Long strings encoded using streaming form #166

Open clstrfsck opened 5 years ago

clstrfsck commented 5 years ago

In CBORGenerator.java, there is a limit to the length of the string that can be output before the generator will use the indefinite length encoding. The reason behind this appears to be the complexity of determining the length of the encoded byte stream when it does not fit into an internal buffer, given that the length prefix needs to be output before the data.
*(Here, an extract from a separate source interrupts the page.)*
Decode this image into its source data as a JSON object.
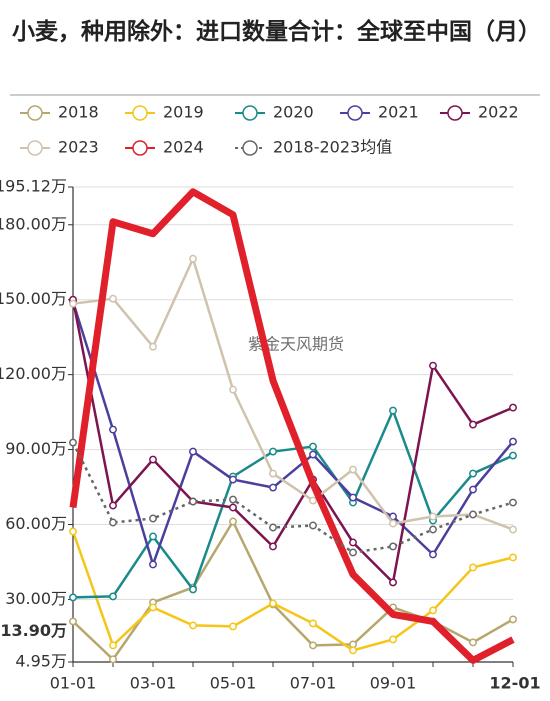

For now, we have changed the implementation of _writeChunkedString(...) to the following:

    protected final void writeLongString(char[] text, int offset, int len) throws IOException {
        CharBuffer charBuffer = CharBuffer.wrap(text, offset, len);
        ByteBuffer byteBuffer = StandardCharsets.UTF_8.encode(charBuffer);
        int byteLen = byteBuffer.remaining();
        _writeLengthMarker(PREFIX_TYPE_TEXT, byteLen);
        _writeBytes(byteBuffer.array(), byteBuffer.position(), byteLen);
    }

It should also be possible to use the existing UTF-8 encoder to write the encoding out in pieces with the addition of a int encodedLength(...) method to precompute and output the length.

Also, thanks for the awesome library!

cowtowncoder commented 5 years ago

@mpsandiford Just to make sure I understand this correctly: I think you are suggesting addition of a CBORGenerator.Feature that would force use of length-prefix for all Strings. Is that correct? That sounds reasonable, I just want to make sure I understand this correctly.

clstrfsck commented 5 years ago

@cowtowncoder — I hadn't thought of it that way, but yes, that sounds like a great way to do it. That way there is an option for "always length prefix" or the more performant "indefinite" encoding.

cowtowncoder commented 5 years ago

Ok cool. As I said, it may take a while to get this done if I do it (would be in 2.10.0 regardless, being new feature) just due to piling up of issues. But I can help with a PR if that is something you could help with? (I try to prioritize helping others above my own work)

clstrfsck commented 5 years ago

Yep, sure, sounds like a good approach. Give me a couple of days and I'll submit a PR with the feature and we can take it from there.